Haslam ha partecipato pubblicamente a una conferenza stampa per presentare il nuovo allenatore dei Bucks, Taylor Jenkins, e ha lasciato intendere un coinvolgimento maggiore nella gestione della squadra.

«Penso che saremo qui più spesso in futuro», ha dichiarato Haslam, citato da Jonathan X. Simmons del Cleveland Plain Dealer. Queste parole rappresentano la prima volta che il proprietario dei Browns si esprime pubblicamente come membro del team dirigenziale dei Bucks.

Durante l’intervento, Haslam ha anche affrontato il tema di Giannis Antetokounmpo, superstar dei Bucks, lasciando aperta la possibilità di una sua cessione. «Non sappiamo ancora se rimarrà con noi o meno, ma lavoreremo su questo nelle prossime settimane», ha aggiunto, secondo quanto riportato dall’Associated Press.

Le implicazioni per i Cleveland Browns

Il crescente impegno di Haslam con i Bucks solleva domande sul futuro dei Browns. Con risorse e tempo limitati, una maggiore attenzione verso Milwaukee potrebbe ridurre il suo coinvolgimento nella squadra di football.

Negli ultimi 14 anni, la gestione di Haslam ai Browns è stata caratterizzata da decisioni controverse: dalla scelta discutibile del quarterback Johnny Manziel al fallimento dell’adozione di modelli analitici ispirati al baseball sotto Paul DiPodesta, fino alla strategia di tanking finanziario alla fine degli anni 2010 e, soprattutto, all’acquisto del quarterback Deshaun Watson nel 2022, considerato uno dei peggiori affari nella storia della NFL.

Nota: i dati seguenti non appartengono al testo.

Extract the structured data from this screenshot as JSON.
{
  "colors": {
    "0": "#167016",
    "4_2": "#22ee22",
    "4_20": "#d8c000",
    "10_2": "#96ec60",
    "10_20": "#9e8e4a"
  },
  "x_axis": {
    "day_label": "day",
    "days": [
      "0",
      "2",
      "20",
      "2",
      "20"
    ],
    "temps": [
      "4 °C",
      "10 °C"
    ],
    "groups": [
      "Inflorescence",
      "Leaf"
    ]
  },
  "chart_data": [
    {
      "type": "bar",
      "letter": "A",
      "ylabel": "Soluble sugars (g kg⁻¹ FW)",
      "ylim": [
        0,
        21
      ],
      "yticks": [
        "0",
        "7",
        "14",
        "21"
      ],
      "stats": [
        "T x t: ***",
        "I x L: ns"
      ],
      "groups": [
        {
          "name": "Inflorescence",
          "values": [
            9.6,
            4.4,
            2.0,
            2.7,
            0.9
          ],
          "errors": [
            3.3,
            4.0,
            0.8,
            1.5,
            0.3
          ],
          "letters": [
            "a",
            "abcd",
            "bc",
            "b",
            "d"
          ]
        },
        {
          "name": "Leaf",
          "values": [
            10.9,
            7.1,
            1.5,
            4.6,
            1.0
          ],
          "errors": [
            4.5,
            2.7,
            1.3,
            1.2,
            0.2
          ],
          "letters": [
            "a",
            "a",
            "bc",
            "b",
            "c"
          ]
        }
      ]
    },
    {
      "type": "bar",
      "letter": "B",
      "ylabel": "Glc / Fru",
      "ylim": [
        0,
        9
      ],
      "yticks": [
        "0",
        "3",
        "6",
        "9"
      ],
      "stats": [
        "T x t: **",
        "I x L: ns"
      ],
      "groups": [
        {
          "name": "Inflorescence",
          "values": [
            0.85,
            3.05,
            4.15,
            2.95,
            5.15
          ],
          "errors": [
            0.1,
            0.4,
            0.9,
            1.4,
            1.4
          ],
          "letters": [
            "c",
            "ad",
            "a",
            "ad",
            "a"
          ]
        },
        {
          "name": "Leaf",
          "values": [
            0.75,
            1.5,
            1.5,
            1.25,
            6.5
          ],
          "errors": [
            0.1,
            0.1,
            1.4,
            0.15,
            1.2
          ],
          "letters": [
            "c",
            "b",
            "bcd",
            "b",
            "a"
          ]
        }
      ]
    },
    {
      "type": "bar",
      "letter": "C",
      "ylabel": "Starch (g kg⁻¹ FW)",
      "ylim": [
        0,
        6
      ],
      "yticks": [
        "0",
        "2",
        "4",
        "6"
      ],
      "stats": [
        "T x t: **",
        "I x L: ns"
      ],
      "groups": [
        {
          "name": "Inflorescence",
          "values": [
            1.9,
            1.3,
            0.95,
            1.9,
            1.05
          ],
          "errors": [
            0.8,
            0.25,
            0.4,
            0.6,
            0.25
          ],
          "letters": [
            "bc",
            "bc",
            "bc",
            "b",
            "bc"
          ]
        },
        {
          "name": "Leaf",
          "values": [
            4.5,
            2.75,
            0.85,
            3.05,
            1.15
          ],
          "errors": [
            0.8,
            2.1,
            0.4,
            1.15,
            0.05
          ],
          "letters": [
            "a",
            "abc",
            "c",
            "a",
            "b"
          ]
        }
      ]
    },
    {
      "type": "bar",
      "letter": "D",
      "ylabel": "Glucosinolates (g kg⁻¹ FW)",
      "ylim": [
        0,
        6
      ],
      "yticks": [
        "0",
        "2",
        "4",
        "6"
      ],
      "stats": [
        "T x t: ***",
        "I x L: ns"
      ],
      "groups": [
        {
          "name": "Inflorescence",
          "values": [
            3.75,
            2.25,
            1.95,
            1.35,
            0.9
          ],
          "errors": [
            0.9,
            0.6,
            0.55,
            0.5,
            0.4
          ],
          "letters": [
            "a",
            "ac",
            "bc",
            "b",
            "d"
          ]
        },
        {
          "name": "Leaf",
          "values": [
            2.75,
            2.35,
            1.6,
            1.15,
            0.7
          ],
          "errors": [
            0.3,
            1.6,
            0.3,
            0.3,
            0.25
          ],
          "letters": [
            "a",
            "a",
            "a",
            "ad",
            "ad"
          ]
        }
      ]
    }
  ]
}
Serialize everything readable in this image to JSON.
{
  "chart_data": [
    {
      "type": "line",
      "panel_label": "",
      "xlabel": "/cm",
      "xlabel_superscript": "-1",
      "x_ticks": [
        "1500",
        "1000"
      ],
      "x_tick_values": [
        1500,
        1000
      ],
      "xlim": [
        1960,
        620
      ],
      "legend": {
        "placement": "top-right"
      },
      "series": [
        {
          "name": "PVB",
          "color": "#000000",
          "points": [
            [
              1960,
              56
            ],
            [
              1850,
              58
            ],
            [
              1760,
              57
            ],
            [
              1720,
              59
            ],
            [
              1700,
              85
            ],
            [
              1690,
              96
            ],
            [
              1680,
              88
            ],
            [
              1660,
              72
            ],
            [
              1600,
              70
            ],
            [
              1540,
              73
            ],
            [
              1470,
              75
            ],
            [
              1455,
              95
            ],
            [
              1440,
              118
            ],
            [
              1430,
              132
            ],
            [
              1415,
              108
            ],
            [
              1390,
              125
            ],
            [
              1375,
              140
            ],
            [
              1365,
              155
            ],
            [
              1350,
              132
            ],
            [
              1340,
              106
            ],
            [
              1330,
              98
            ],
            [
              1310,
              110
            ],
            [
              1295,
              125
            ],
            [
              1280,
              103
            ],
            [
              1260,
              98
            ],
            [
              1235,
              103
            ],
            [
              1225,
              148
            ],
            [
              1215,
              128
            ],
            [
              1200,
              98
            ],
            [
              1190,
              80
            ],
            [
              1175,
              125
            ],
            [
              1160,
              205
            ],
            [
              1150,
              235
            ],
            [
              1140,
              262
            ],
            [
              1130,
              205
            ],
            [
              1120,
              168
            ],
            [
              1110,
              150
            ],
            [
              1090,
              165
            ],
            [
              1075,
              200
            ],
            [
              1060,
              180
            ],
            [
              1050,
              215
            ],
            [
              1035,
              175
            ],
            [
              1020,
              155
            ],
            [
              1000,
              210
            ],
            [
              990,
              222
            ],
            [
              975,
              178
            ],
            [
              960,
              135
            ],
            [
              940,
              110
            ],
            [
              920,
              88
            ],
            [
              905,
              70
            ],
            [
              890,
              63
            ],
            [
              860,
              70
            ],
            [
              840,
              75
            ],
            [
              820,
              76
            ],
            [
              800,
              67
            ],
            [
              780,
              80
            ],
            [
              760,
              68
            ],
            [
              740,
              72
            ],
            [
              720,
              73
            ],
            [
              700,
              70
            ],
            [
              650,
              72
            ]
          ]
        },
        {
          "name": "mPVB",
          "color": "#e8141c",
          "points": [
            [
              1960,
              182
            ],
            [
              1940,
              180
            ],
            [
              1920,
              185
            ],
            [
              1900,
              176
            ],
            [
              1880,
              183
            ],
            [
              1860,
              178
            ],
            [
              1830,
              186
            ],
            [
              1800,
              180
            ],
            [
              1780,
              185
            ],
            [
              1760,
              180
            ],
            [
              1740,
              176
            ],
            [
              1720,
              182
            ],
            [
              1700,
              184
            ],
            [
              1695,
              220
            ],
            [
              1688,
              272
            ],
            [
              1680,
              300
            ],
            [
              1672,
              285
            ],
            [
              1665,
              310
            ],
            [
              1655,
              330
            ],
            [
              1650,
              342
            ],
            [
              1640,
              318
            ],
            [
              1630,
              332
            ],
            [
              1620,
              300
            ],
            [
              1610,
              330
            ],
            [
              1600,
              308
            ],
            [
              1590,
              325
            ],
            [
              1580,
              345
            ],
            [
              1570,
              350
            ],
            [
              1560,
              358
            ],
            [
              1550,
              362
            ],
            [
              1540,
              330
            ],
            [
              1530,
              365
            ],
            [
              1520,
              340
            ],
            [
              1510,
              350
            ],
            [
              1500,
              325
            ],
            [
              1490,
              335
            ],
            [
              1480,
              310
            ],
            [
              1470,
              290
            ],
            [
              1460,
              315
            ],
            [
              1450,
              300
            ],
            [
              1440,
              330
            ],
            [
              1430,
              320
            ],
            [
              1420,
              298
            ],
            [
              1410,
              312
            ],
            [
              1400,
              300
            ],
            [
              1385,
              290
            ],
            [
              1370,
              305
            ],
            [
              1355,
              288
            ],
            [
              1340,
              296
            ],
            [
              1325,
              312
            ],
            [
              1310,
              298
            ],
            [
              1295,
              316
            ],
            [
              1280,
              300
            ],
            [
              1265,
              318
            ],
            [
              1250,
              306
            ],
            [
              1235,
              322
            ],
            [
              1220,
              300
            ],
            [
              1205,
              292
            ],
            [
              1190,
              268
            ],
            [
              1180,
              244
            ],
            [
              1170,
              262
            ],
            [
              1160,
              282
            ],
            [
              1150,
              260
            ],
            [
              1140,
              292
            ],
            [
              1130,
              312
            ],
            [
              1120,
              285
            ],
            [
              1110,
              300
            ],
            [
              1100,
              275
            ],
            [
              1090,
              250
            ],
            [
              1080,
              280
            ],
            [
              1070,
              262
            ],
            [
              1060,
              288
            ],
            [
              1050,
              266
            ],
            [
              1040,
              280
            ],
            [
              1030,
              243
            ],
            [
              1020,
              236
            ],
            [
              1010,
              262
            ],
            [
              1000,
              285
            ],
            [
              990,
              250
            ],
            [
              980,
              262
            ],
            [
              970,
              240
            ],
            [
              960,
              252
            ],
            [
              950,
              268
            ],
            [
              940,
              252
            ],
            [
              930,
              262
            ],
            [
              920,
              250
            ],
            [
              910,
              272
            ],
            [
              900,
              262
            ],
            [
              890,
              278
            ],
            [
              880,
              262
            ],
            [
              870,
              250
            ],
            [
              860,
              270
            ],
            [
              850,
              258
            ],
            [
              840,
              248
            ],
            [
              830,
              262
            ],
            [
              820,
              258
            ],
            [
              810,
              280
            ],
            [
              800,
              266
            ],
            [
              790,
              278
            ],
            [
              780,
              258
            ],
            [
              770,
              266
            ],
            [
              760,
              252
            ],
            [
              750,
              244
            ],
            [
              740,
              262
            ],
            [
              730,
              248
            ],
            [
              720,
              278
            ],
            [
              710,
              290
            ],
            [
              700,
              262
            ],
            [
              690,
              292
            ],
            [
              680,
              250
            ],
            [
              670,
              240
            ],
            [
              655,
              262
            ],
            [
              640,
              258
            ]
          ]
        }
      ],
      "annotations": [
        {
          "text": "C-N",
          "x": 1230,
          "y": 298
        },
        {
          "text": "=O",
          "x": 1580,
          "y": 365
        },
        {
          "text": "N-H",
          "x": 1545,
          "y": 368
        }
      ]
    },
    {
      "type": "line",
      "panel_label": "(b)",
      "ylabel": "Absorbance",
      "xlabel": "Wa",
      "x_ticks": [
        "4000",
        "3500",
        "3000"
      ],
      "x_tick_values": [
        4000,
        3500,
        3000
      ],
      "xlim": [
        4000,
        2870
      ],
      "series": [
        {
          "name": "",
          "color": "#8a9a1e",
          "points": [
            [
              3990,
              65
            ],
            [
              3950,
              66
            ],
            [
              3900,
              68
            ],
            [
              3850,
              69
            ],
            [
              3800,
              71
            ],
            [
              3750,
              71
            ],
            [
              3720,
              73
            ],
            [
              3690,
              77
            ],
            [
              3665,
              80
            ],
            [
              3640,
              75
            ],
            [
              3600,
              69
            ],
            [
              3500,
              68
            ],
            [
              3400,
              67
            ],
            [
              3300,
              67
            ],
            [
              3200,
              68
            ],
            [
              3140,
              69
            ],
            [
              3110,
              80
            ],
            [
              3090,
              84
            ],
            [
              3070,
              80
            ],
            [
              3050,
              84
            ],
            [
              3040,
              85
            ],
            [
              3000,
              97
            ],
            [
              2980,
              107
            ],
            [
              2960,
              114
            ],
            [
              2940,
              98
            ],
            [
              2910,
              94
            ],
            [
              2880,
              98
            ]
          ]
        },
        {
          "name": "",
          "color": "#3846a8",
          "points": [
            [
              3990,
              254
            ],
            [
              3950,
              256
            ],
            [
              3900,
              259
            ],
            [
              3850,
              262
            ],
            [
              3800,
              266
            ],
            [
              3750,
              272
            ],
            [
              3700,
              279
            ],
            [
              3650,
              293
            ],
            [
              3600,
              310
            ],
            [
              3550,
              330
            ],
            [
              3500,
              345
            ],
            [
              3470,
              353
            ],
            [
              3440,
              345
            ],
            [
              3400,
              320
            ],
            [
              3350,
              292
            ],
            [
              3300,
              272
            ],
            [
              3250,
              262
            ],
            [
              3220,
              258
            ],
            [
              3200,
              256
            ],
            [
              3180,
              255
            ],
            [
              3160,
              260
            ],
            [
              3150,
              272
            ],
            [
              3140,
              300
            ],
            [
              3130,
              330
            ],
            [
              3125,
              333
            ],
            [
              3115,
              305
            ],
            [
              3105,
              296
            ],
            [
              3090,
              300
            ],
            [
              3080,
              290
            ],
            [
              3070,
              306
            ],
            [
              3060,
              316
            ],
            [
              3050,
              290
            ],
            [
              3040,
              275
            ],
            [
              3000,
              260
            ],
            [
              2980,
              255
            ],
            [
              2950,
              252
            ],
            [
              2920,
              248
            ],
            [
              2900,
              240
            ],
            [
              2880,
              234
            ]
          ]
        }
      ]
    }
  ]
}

Se Haslam dovesse dedicare più tempo ai Bucks, i Browns potrebbero beneficiare di una gestione meno invasiva. Anche i Cleveland Cavaliers, altra squadra della città, potrebbero trarne vantaggio.

Un equilibrio difficile tra due franchigie

La situazione evidenzia le sfide di gestire proprietà incrociate in leghe diverse. Mentre la competizione tra squadre per l’attenzione dei tifosi è inevitabile, la collaborazione tra franchigie locali è spesso vista come un elemento positivo. Tuttavia, la crescente presenza di Haslam nei Bucks potrebbe ridefinire i rapporti tra le squadre di Cleveland.

«Le decisioni sbagliate dei Browns non sarebbero avvenute senza il diretto coinvolgimento di Haslam. Forse, ora, la sua distrazione verso i Bucks potrebbe essere un bene per la squadra di football.»